Sometimes we heard a big splash in the water like a large fish had jumped. Then we might see a dorsal fin. These were dolphins of which there appeared to be two kinds in the Amazon rivers, very pale in colour. Some were pearly pink and some silvery grey. We heard their breathing holes as they surfaced and saw a bottle nose and a fin more fish-like than normally associated with dolphins, as they curved through the surface of the water.

The part we enjoyed the most was when we went up a couple of smaller, less used rivers. There was always at least one residence in sight. These dwellings were very like the summerhouses found in garden centres in England - single storey pitched roofed wooden huts with a door and one or two windows in the front, and maybe a porch. The windows would not have glass but possibly wooden shutters inside. They were built on stilts with a wooden staging jutting out into the river on which would be tied a dugout canoe. As we came up the river the children and often the women too, would leap into their dugouts and come paddling out to get a closer look. Sometimes they would try to paddle as fast as we motored, and loved to get in the wake behind. Everyone waved.Now we know how the queen must feel waving and smiling for hours on end! When we stopped near one house for the current to weaken, some children paddled over and offered us some bananas and a jar of palm hearts. Two nights later we anchored off a tiny village in the middle of nowhere just before a terrific thunderstorm. Soon after we had a surprisingly pleasant visit by a mother and two daughters who paddled out to give us a couple of fish beautifully prepared for cooking with a couple of limes, and some fresh bread.
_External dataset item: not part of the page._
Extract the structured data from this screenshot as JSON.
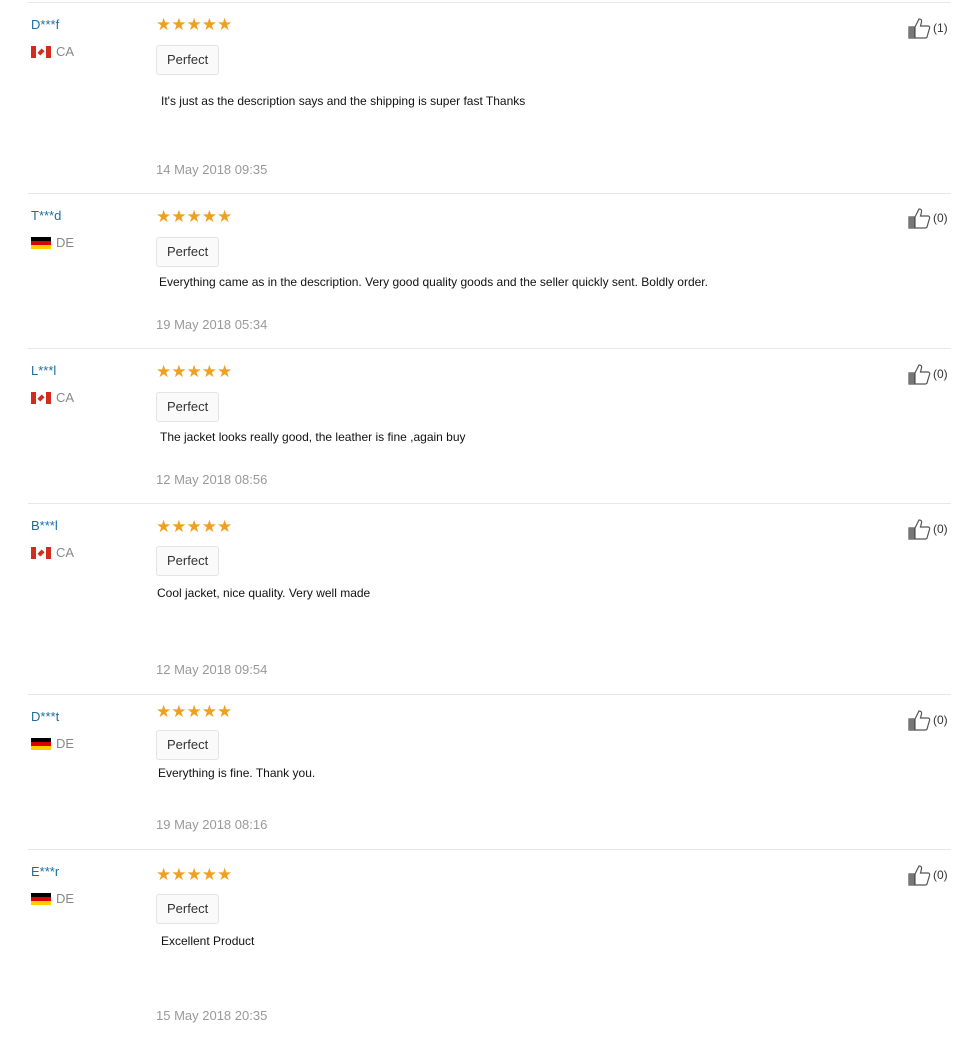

We insisted on giving her a little money and the girls each a tin of guarana (a fizzy drink). We were probably invited to visit, but not speaking the language makes it very difficult and we would have been too embarrassed to visit. Their house seemed to be larger than most and shared by at least two families. Their staging was where the ferry docked. They were the only house with a noisy generator providing them with electric light until around ten o’clock when the ferry had left.

There were three villages we visited en route, Breves, San Sebastian, and Afua. Here we were able to get very basic food supplies and top up on diesel. I enjoyed these towns, particularly Afua, more than the city of Belem. In Afua, the children were flying kites they had made from pieces of plastic, thin canes and fishing line. There were bikes everywhere with passengers on the crossbar or rack behind the saddle, and four-wheeled bikes with bench seats able to carry four to eight people. The whole town was built over mangrove swamp with the buildings on wooden stilts, joined by wooden boardwalks. The people wanted to shake our hands and talk to us, asking if we were from the yacht and where we had come from. Wherever we went in the Amazon we were a curiosity.

It took a week to get from Belem to Afua, and then another three days to leave the Amazon waters on 10th May.